CATANIA. La Corte d’appello di Catania ha confermato la confisca di beni al catanese Santo Strano, 56 anni, fedelissimo del clan Cappello. Strano è ritenuto tra i capi del pericoloso e attivissimo gruppo dei Salvo, egemone nella zona del villaggio Sant’Agata. Pluripregiudicato, il Tribunale gli ha già restituito vari beni che erano stati posti sotto sequestro, tra cui conti correnti, carte postepay e il negozio della moglie.
Rimane congelato il resto, ovvero un appartamento ex proprietà dell’Istituto autonomo case popolari di Catania e alcuni orologi di valore. Ma la difesa di Strano, l’avvocato Francesco Antille, ha già presentato ricorso in Cassazione e dunque la confisca, in attesa del pronunciamento della Corte, continua a non essere definitiva. Il sequestro è stato compiuto dai Carabinieri del Nucleo Investigativo del comando provinciale di Catania.
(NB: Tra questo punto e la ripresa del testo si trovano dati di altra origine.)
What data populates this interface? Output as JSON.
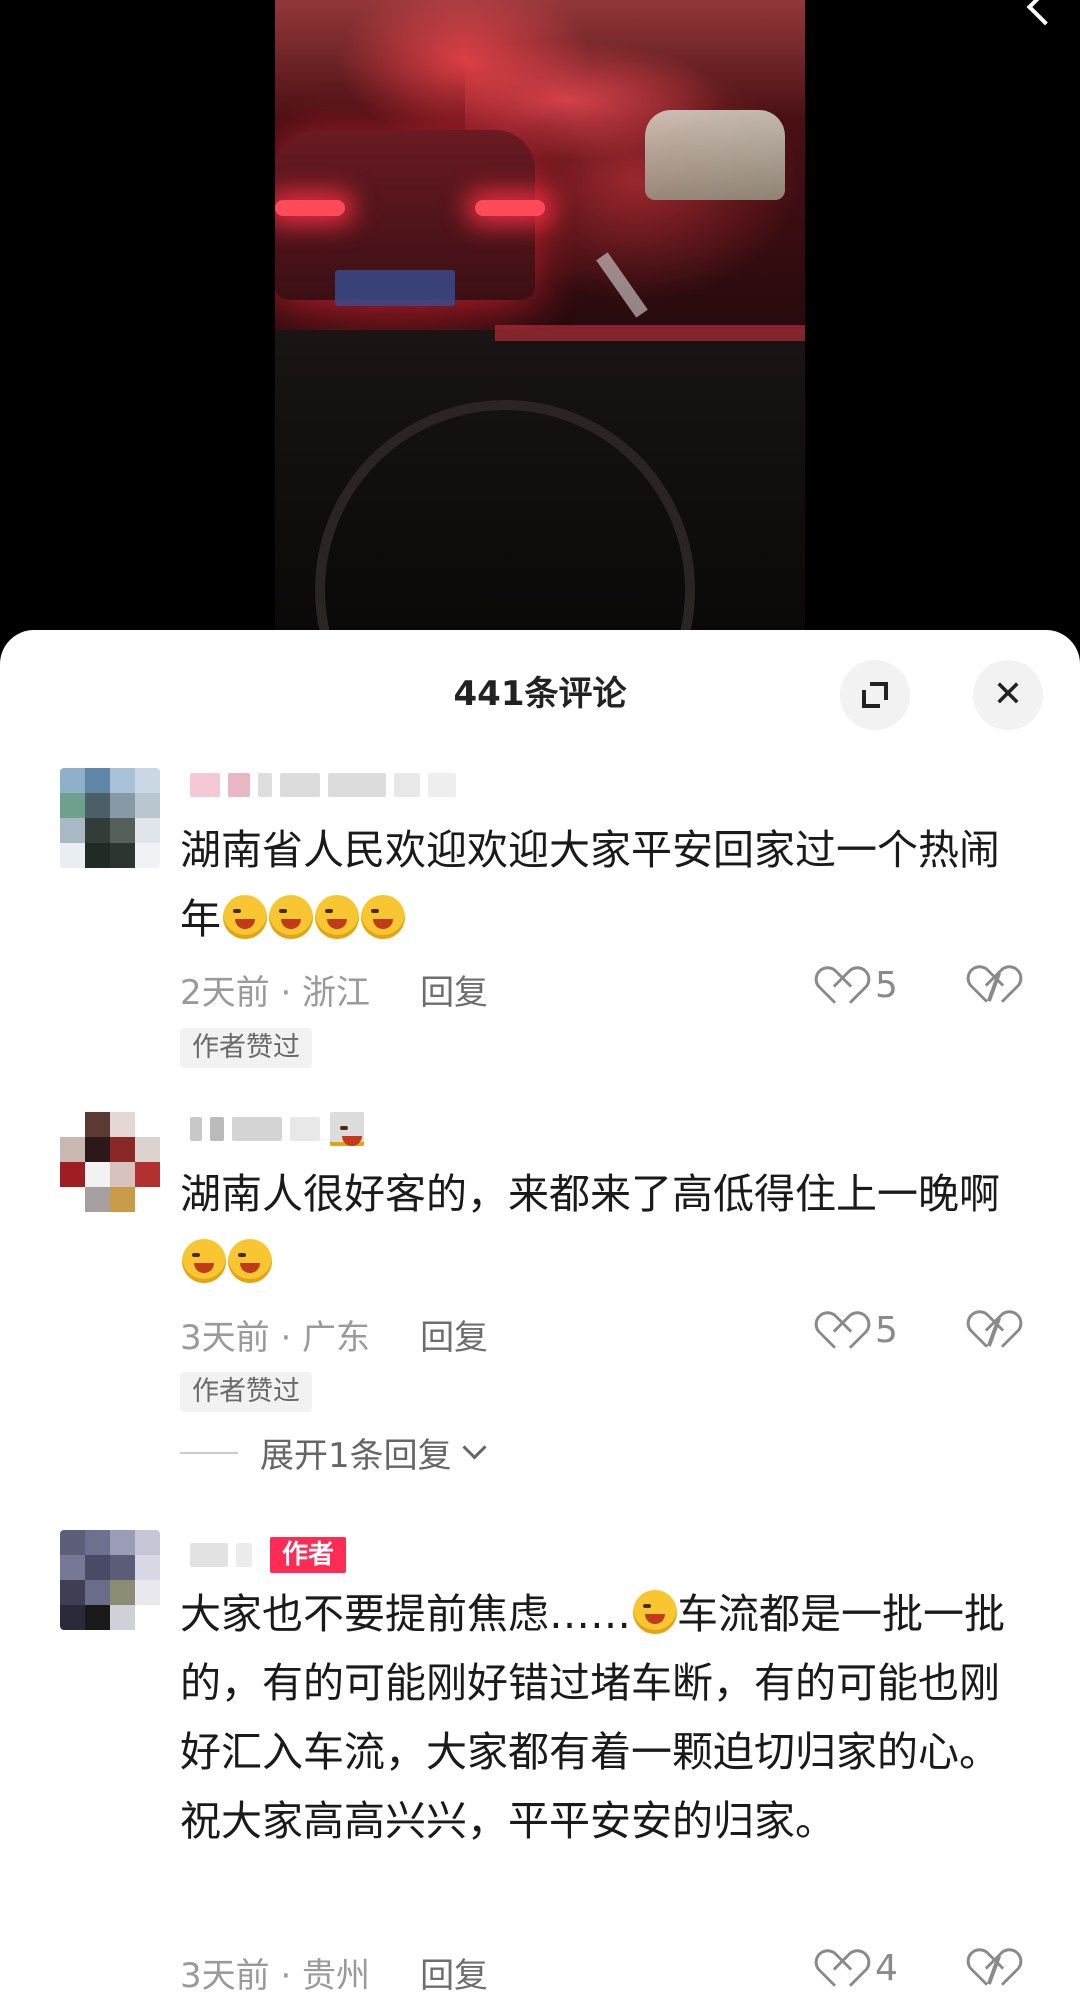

La Corte di appello di Catania, come detto, ha confermato in toto il provvedimento di primo grado. Ma secondo fonti vicine alla difesa di Strano, il verdetto d’appello non avrebbe risposto a questioni importantissime sollevate dal difensore in aula. Questioni che, teoricamente, potrebbero finire per richiedere un pronunciamento degli ermellini a Sezioni unite.
Una di esse sarebbe legata all’attualità della misura, considerato che Strano è detenuto da otto anni ininterrottamente e non risulta che abbia commesso reati da quando è in carcere. Inoltre, anche per questo, bisognerà valutare la sua “pericolosità sociale”. La difesa ha impugnato sia la misura patrimoniale che quella personale.
Tra i beni confiscati vi sarebbe un immobile, come detto, una casa popolare di Catania. Tale confisca, sempre secondo fonti vicine alla difesa, sarebbe inefficace perché quel bene è stato pignorato diversi anni fa. Sarebbe stato gravato da un mutuo non pagato da Strano. La banca, semplicemente, per il mancato pagamento delle rate del mutuo aveva chiesto e ottenuto un’esecuzione immobiliare.
Da qui uno degli interrogativi sollevati dalla difesa: come si può parlare di sperequazione tra redditi e proprietà se la proprietà in questione è stata acquisita con un mutuo non pagato? È uno dei temi su cui, stando sempre a fonti di difesa, dal pronunciamento di appello non sarebbe arrivata un’adeguata risposta.
Santo “facci i palemmu”, secondo i pentiti, avrebbe “ricoperto il ruolo di responsabile del gruppo del clan Cappello operante in via della Concordia di Catania”. Avrebbe deciso “le strategia operative, l’approvvigionamento della sostanza stupefacente e le modalità del recupero illegale di ingenti crediti”. E sarebbe stato il “trait d’union sia con il gruppo operante nei territori di Catenanuova-Centuripe-Regalbuto sia con il capo dell’organizzazione mafiosa Salvatore Cappello”.
Si sarebbe rapportato con lo stesso boss Cappello, secondo l’accusa, “quando dovevano essere assunte decisioni nel nome e nell’interesse del clan”. Strano, ricostruisce in una nota la Procura distrettuale di Catania, “ha vissuto, alla fine degli anni Ottanta e nei primi anni Novanta, dei proventi illeciti dei reati contro il patrimonio per i quali ha riportato condanna definitiva: furti ed estorsione in concorso”.
Successivamente avrebbe “continuato a delinquere compiendo una progressione criminale che lo ha visto affacciarsi in contesti associativi anche di tipo mafioso almeno fino al 2017 ricoprendo ruoli di spicco e ricevendo utilità illecite significative”.